Nosek, B. A., Spies, J. R. & Motyl, M. Perspect. Psychol. Sci. 7, 615631 (2012).
Cacioppo, J. T., Cacioppo, S., Gonzagab, G. C., Ogburn, E. L. & VanderWeele, T. J. Proc. Natl Acad. Sci. USA 110, 1013510140 (2013).

Monday, February 17, 2014

The color green: Where incidence meets prevalence

Figure 1. Money Flow
Does Figure 1 (right) look familiar?
The majority should relate to it as a continuously encountered event.

This similar image has been used to describe  incidence and prevalence and the relationship between the two (pebbles as representation). Incidence measures the frequency of events (such as the onset of illness) while prevalence  measures the proportion of people who have the illness right now.

The relationship between prevalence and incidence is related to duration or time, where prevalence would approximate incidence when the duration of disease is short.

Prevalence ≈ (incidence rate) × (average duration of illness).

So, if the duration of disease is short (like the common cold) prevalence approximates the incidence rate. Specifically, the inflow of disease approximates the outflow. Outflow is usually due to two main reasons: death or cure.

Now let's apply this concept to money flow into individual bank accounts, where after some pondering the prevalence equals incidence concept surprisingly could be very applicable.

Figure 2. Bank account before payday
The majority of people live from paycheck-to-paycheck, and most of our balance accounts (including mine) look like Figure 2. 

Using the following assumptions:

Dollar Incidence: Number of new dollars into balance on paycheck date (new disease). The incidence rate is usually calculated as the number of new cases within a specified time divided by the population at risk. I am not sure what the $$ at risk would be here or how to even think about computing it, so calculating a rate would be quite challenging, but for the sake of this analogy let's call new dollars as incidence (the unit of measurement is individual accounts).

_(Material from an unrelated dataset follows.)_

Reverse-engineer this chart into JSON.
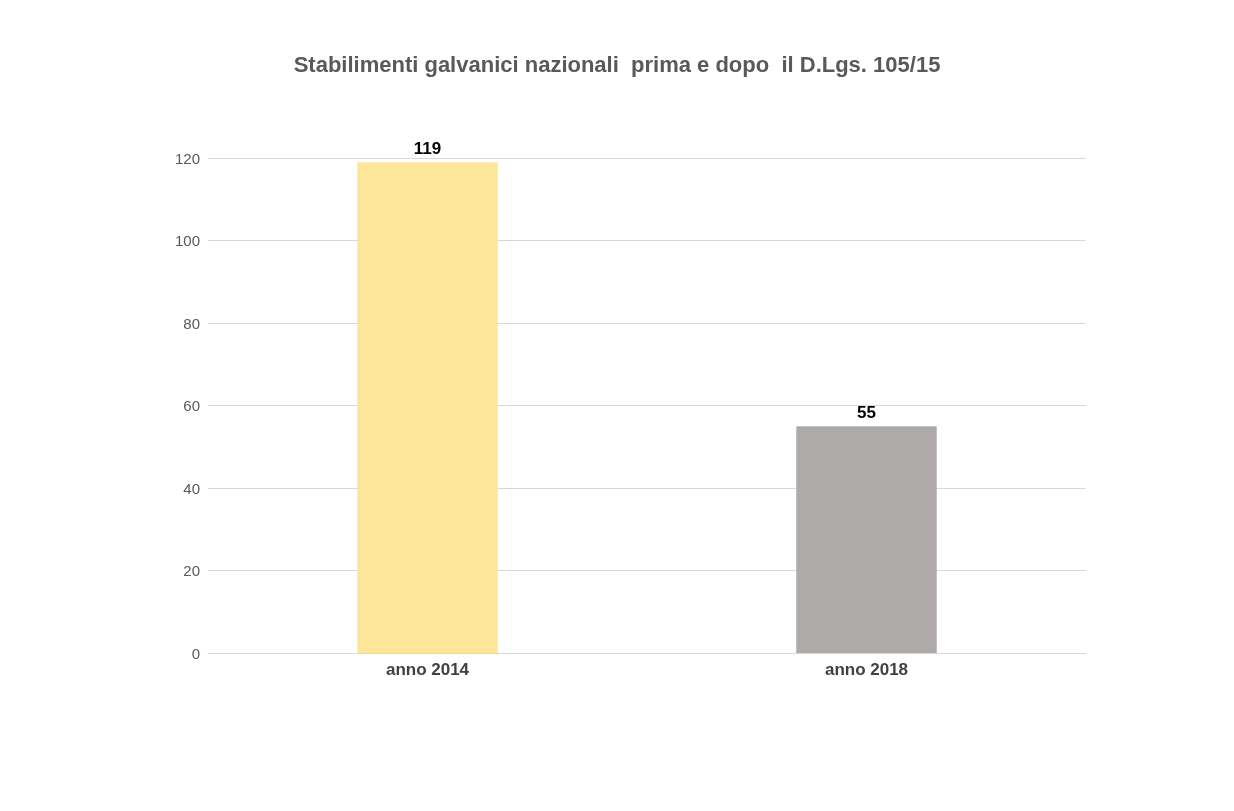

Dollar Prevalence:  Is basically how much your bank account has at this moment. It is usually calculated by comparing the number of people who have a condition with the total number of people studied. Again, I will not dwell on whether it is possible to calculate a proportion here. The unit we are looking at is individual bank account...So, let us consider again that the amount of $$ right now is called prevalence.

Applying the formula of prevalence equals incidence above, inflow is your paycheck being posted and outflow could be, again, due to main reasons: expenses or investments. As such, a labeled Figure 1 would look like (Figure 3):

Figure 3.



Given that expenses strike the day of, if not the very day after, your paycheck, the duration in your account is really short. In individual bank accounts for the average person, dollar prevalence would approximate dollar incidence at that point in time.

Is it true that "it doesn't matter how fast color travels it is how fast you can see it"? I am not sure about the source of this saying, but green I think is very fast.